Cour d’appel administrative de Douai, le 3 juillet 2025, n°24DA02344

Par un arrêt en date du 3 juillet 2025, une cour administrative d’appel a statué sur la régularité et le bien-fondé d’une cotisation supplémentaire d’impôt sur les sociétés. En l’espèce, une société avait conclu un contrat de crédit-bail immobilier portant sur un ensemble de bureaux et d’ateliers. À la suite d’un contrôle sur pièces, l’administration fiscale a remis en cause la déductibilité d’une partie des loyers versés au titre des exercices 2015 à 2017, correspondant à la fraction non amortissable du bien, soit le terrain. Ces rectifications ont conduit à une imposition supplémentaire au titre de l’exercice 2018.

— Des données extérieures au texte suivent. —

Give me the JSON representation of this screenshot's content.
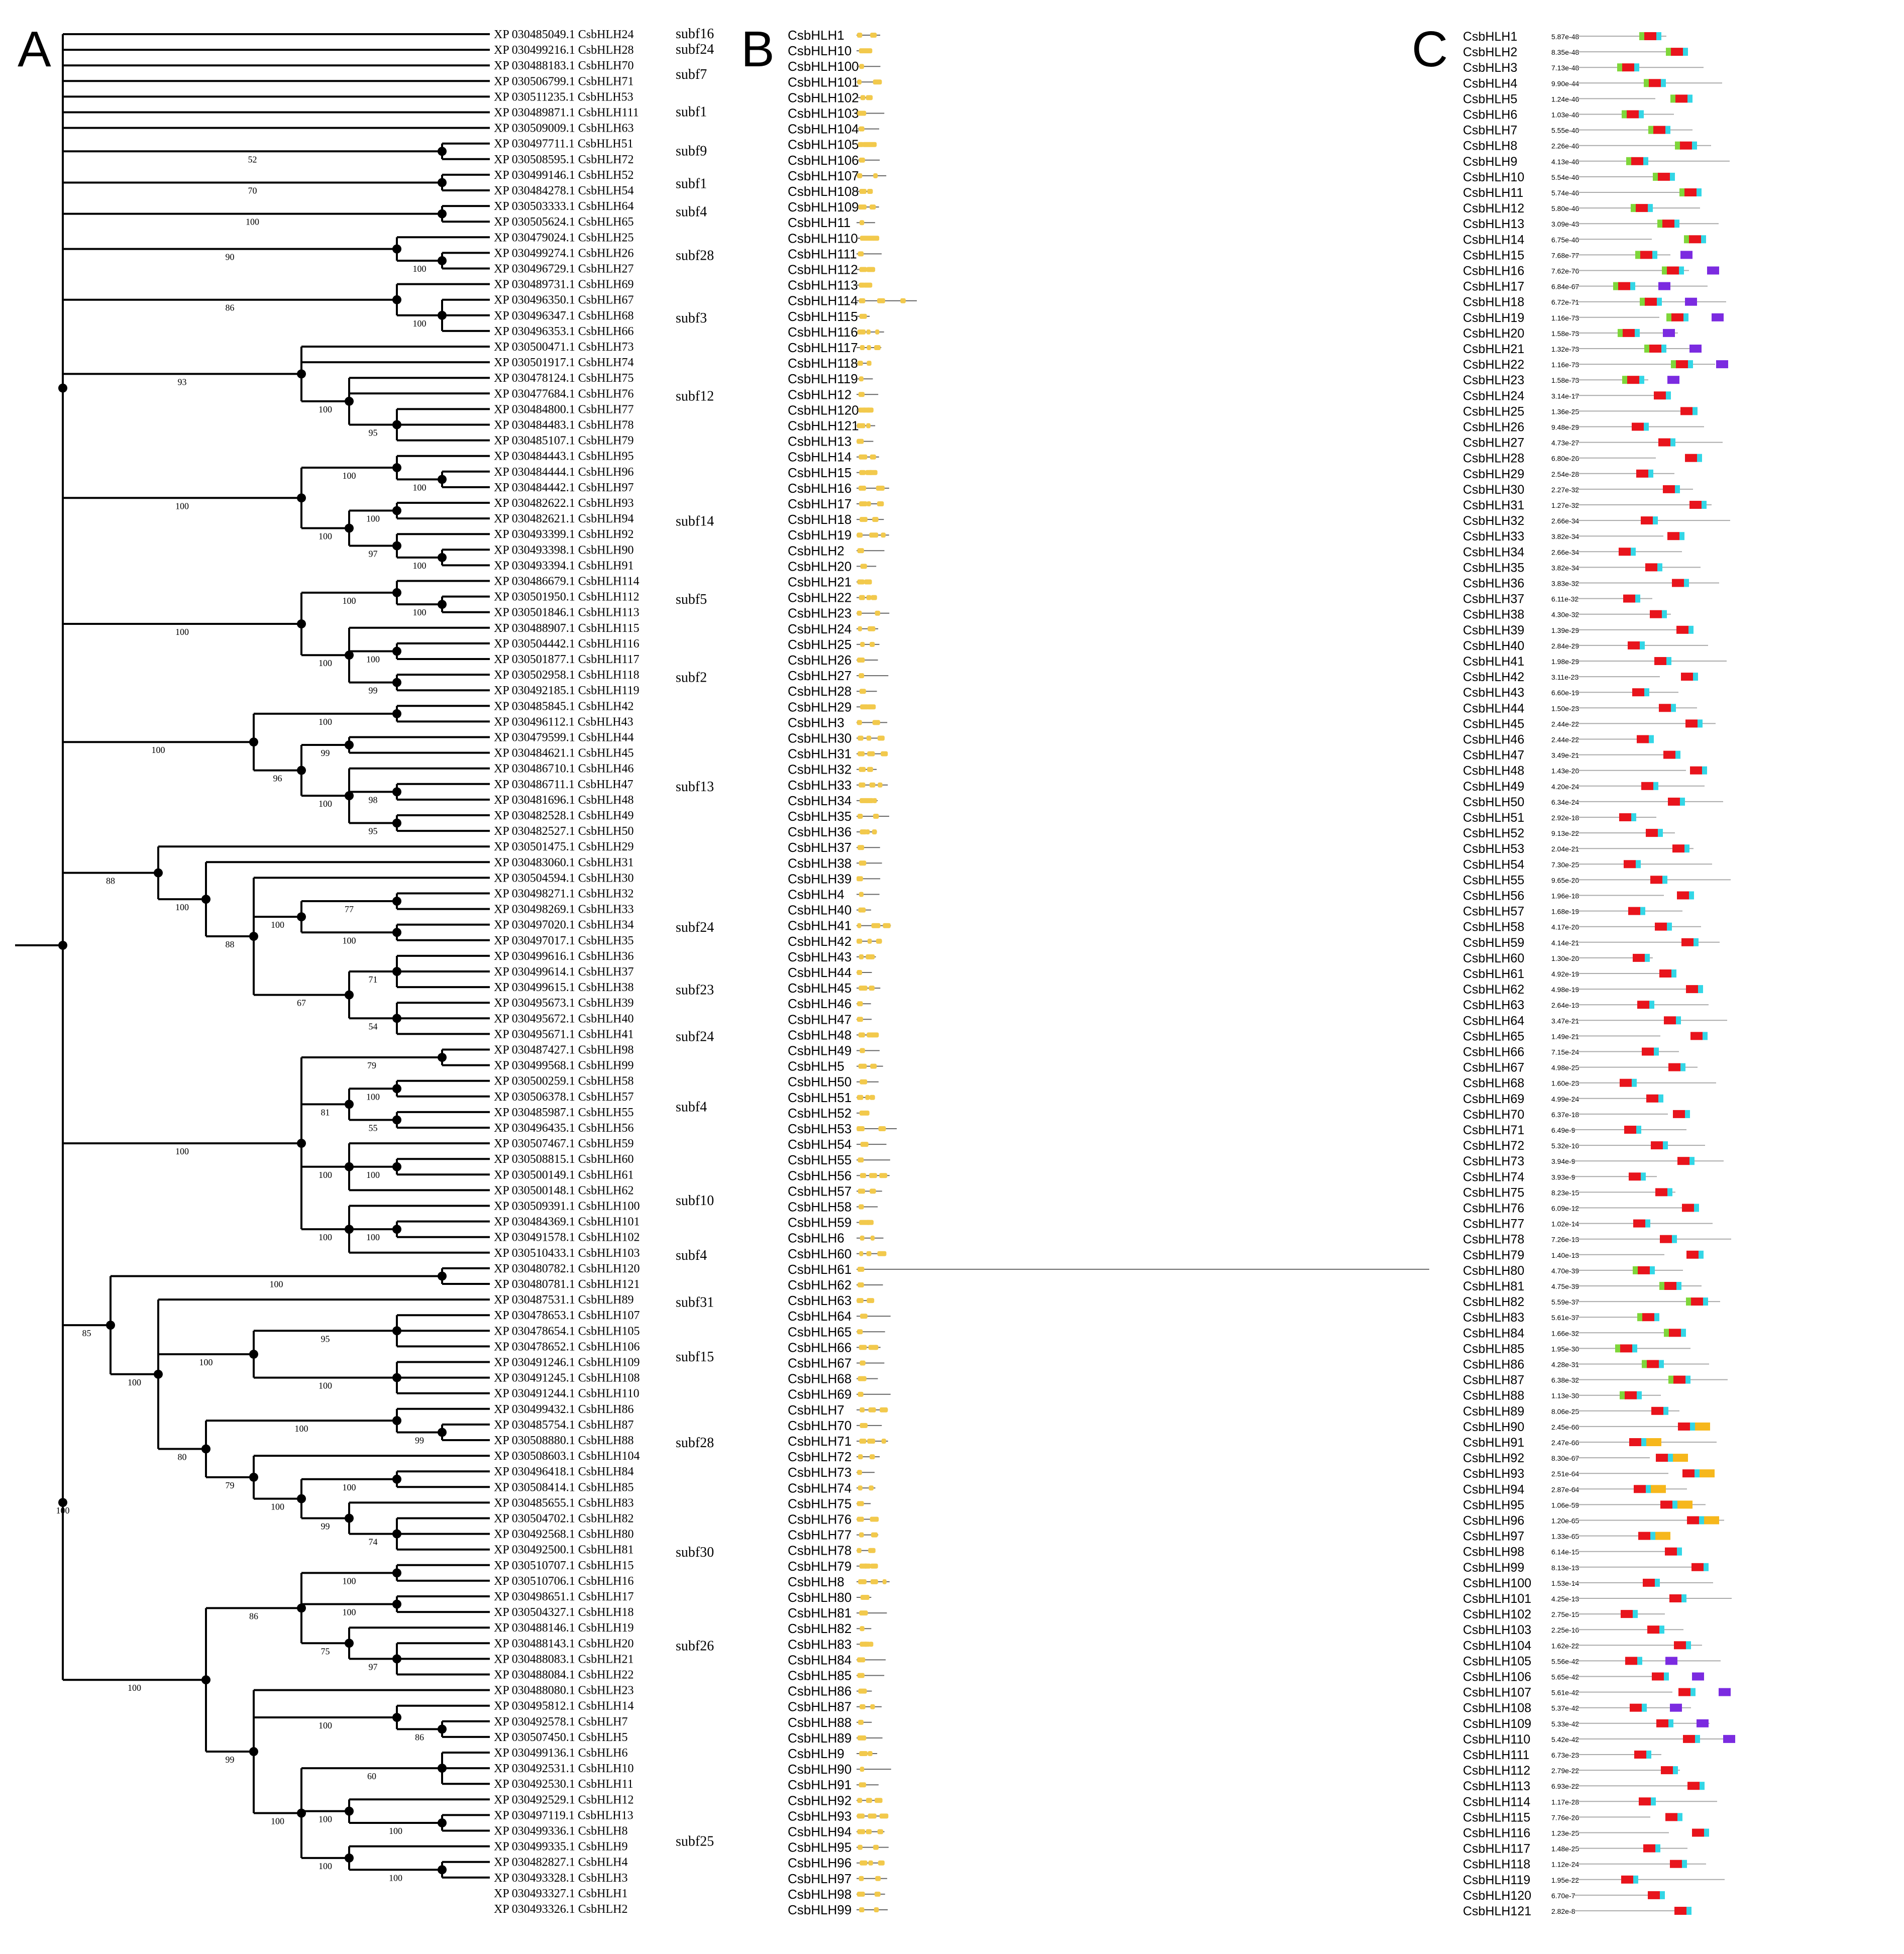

La société a contesté ce rehaussement devant le tribunal administratif de Lille, qui a rejeté sa demande par un jugement du 26 septembre 2024. La contribuable a alors interjeté appel de cette décision. Devant la cour, elle soulevait plusieurs moyens de procédure, tenant notamment à l’insuffisante motivation de la proposition de rectification, à l’absence d’information sur la possibilité de saisir la commission des impôts directs, et à la prescription du droit de reprise de l’administration. Subsidiairement, elle contestait les modalités de calcul de l’imposition, en particulier la valeur du terrain retenue et le montant du résultat fiscal d’un exercice antérieur. L’administration concluait au rejet de la requête, contestant la recevabilité de la réclamation initiale et défendant la régularité et le bien-fondé de la procédure. Il revenait donc à la cour de déterminer si les vices de procédure invoqués par la société étaient de nature à entraîner la décharge de l’imposition et, à défaut, si les rectifications opérées par l’administration reposaient sur une base légale et factuelle correcte.

La cour administrative d’appel rejette l’ensemble des arguments de la société requérante et confirme le jugement de première instance. Elle juge que la procédure d’imposition a été menée de manière régulière, notamment en ce qui concerne la motivation de la rectification et l’interruption de la prescription. Elle valide également le bien-fondé du rehaussement, tant dans son principe que dans ses modalités de calcul.

L’arrêt permet ainsi de réaffirmer les exigences relatives à la régularité de la procédure fiscale (I), avant de confirmer l’application rigoureuse des règles de fond relatives à la déductibilité des charges en matière de crédit-bail immobilier (II).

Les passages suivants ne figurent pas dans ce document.